Why do we want them to learn to share? Well, I for one believe that learning to share will make him less reliant on materialistic aides and help him grow into a compassionate human being who is able to empathise with others. And I don’t think the forced sharing was achieving any of this. Maybe I was being a bit unrealistic with the materialistic bit, he is a 3 year old toddler after all! As for compassion and empathy, I realised that children are the purest souls who are born with these beautiful qualities, and as parents we need to identify the different ways in which they express these qualities and encourage them. We often visit a creche and primary school for under privileged children and watching Baby S distribute doughnut boxes and even his favourite chocolates without an ounce of resistance or hesitation, reassures me that my little baby has understood the most purest form of ‘giving’ and ‘sharing’, one where there is no expectation to receive anything back in return, except smiles and happiness. Infact a lot of times he picks these boxes himself, without asking for a box or chocolate for himself! Isn’t this what we finally hope to achieve as parents? While driving to his school last week, he saw all the street dogs shivering and curled up and wanted me to explain why they were not running around like usual. Upon hearing that they were cold and have no warm place to go, he became quiet for a moment and then said something that made me so proud – “Mamma I’ll give the doggies jackets and they can come to my home. Can we please do that mamma?” I hugged him tight and at that moment couldn’t be surer that my little baby was growing up to be this amazing young boy who could not only empathise with the needs and sufferings of others but who was also able to go one step further and do his bit to take away that pain and spread happiness.

I’m not saying that we shouldn’t encourage our babies to share toys or books with friends. But maybe we could avoid the constant cajoling. And most of the time when left on their own with their friends, kids do start sharing and playing together. The trick is to let them decide what they want to share, when they want to share and with whom they want to share. When toddlers feel that they are the ones in control, they are definitely a lot less reluctant and rebellious. And of course they are developing their social cues based on the way they see us interact with the world. The more they see us sharing with friends and family, the more acceptable and natural the concept becomes for them.

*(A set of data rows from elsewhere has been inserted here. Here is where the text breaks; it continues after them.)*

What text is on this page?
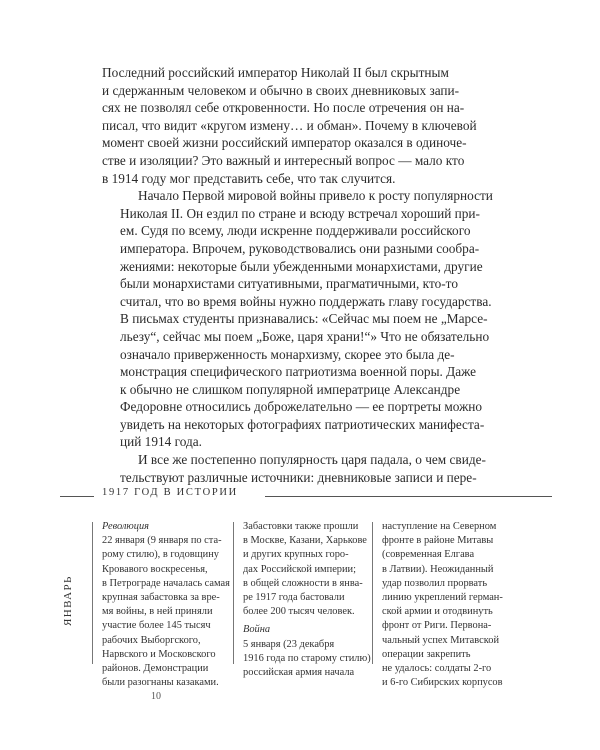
Последний российский император Николай II был скрытным
и сдержанным человеком и обычно в своих дневниковых запи-
сях не позволял себе откровенности. Но после отречения он на-
писал, что видит «кругом измену… и обман». Почему в ключевой
момент своей жизни российский император оказался в одиноче-
стве и изоляции? Это важный и интересный вопрос — мало кто
в 1914 году мог представить себе, что так случится.

Начало Первой мировой войны привело к росту популярности
Николая II. Он ездил по стране и всюду встречал хороший при-
ем. Судя по всему, люди искренне поддерживали российского
императора. Впрочем, руководствовались они разными сообра-
жениями: некоторые были убежденными монархистами, другие
были монархистами ситуативными, прагматичными, кто-то
считал, что во время войны нужно поддержать главу государства.
В письмах студенты признавались: «Сейчас мы поем не „Марсе-
льезу“, сейчас мы поем „Боже, царя храни!“» Что не обязательно
означало приверженность монархизму, скорее это была де-
монстрация специфического патриотизма военной поры. Даже
к обычно не слишком популярной императрице Александре
Федоровне относились доброжелательно — ее портреты можно
увидеть на некоторых фотографиях патриотических манифеста-
ций 1914 года.

И все же постепенно популярность царя падала, о чем свиде-
тельствуют различные источники: дневниковые записи и пере-

1917 ГОД В ИСТОРИИ
ЯНВАРЬ
Революция
22 января (9 января по ста-
рому стилю), в годовщину
Кровавого воскресенья,
в Петрограде началась самая
крупная забастовка за вре-
мя войны, в ней приняли
участие более 145 тысяч
рабочих Выборгского,
Нарвского и Московского
районов. Демонстрации
были разогнаны казаками.
Забастовки также прошли
в Москве, Казани, Харькове
и других крупных горо-
дах Российской империи;
в общей сложности в янва-
ре 1917 года бастовали
более 200 тысяч человек.
Война
5 января (23 декабря
1916 года по старому стилю)
российская армия начала
наступление на Северном
фронте в районе Митавы
(современная Елгава
в Латвии). Неожиданный
удар позволил прорвать
линию укреплений герман-
ской армии и отодвинуть
фронт от Риги. Первона-
чальный успех Митавской
операции закрепить
не удалось: солдаты 2-го
и 6-го Сибирских корпусов
10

So mommies let’s quit this rat race of being the ‘perfect’ mom and stop conforming to external guidelines and validations. Let’s try to raise babies who have their hearts in the right place. Let’s give them time to understand and naturally develop values and virtues without forcing it upon them. So what if she doesn’t want to lend her favourite doll? As long as she’s more than happy to give her candy to that little girl at the traffic light, give yourself a pat on the back for a job well done!